Part-of-Speech Tagging with PowerShell
When analyzing text, a common goal is to identify the parts of speech within that text – what parts are nouns? Adjectives? Verbs in their gerund form?
To accomplish this goal, the area of natural language processing in Computer Science has developed systems for Part of Speech tagging, or “POS Tagging”. The acronym preceded the version in Urban Dictionary :)
The version I used in University was a Perl-based Brill Tagger, but things have advanced quite a bit – and the Stanford NLP group has done a great job implementing a Java version with C# wrappers here:
https://nlp.stanford.edu/software/tagger.shtml
The default English model is 97% correct on known words, and 90% correct on unknown words. “SpeechTagger” provides a PowerShell interface to this tagger
By default, Split-PartOfSpeech outputs objects that represent words and the part of speech associated with them.
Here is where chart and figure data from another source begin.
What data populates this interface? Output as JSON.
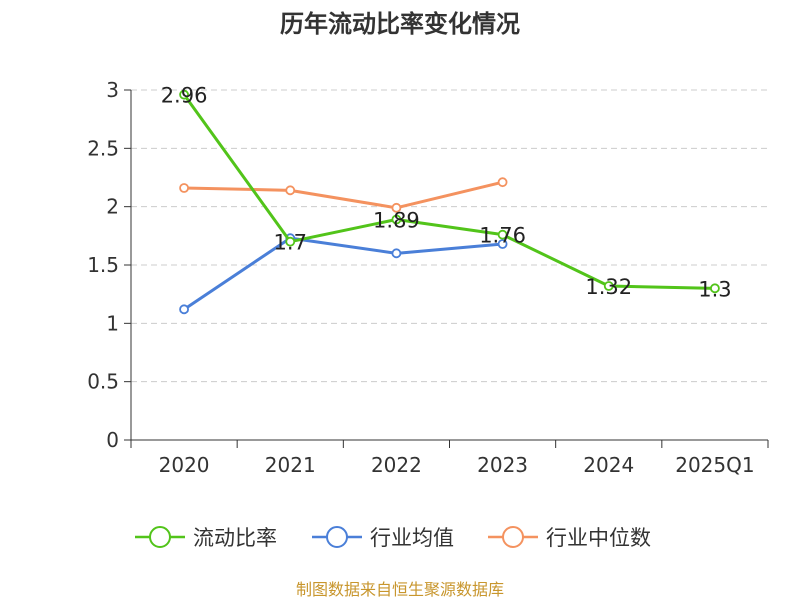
{
  "chart_data": {
    "type": "line",
    "title": "历年流动比率变化情况",
    "categories": [
      "2020",
      "2021",
      "2022",
      "2023",
      "2024",
      "2025Q1"
    ],
    "ylim": [
      0,
      3
    ],
    "yticks": [
      "0",
      "0.5",
      "1",
      "1.5",
      "2",
      "2.5",
      "3"
    ],
    "ytick_values": [
      0,
      0.5,
      1,
      1.5,
      2,
      2.5,
      3
    ],
    "grid": true,
    "legend_position": "bottom",
    "series": [
      {
        "name": "流动比率",
        "color": "#52c41a",
        "values": [
          2.96,
          1.7,
          1.89,
          1.76,
          1.32,
          1.3
        ],
        "labels": [
          "2.96",
          "1.7",
          "1.89",
          "1.76",
          "1.32",
          "1.3"
        ]
      },
      {
        "name": "行业均值",
        "color": "#4a7fd8",
        "values": [
          1.12,
          1.73,
          1.6,
          1.68,
          null,
          null
        ]
      },
      {
        "name": "行业中位数",
        "color": "#f4925f",
        "values": [
          2.16,
          2.14,
          1.99,
          2.21,
          null,
          null
        ]
      }
    ]
  },
  "footer": {
    "source": "制图数据来自恒生聚源数据库",
    "source_color": "#c8962d"
  }
}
The TaggerModel parameter lets you specify an alternate tagger model: the Stanford Part of Speech Tagger supports:
- Arabic
- Chinese
- English
- French
- German
- Spanish
The –Raw parameter emits sentence in the common text-based format for part-of-speech tagging, separating the word and its part of speech with the ‘/’ character. This is sometimes useful for regular expressions, or for adapting code you might have previously written to consume other part-of-speech taggers.
To install this project, simply run the following command from PowerShell:
Install-Module –Name SpeechTagger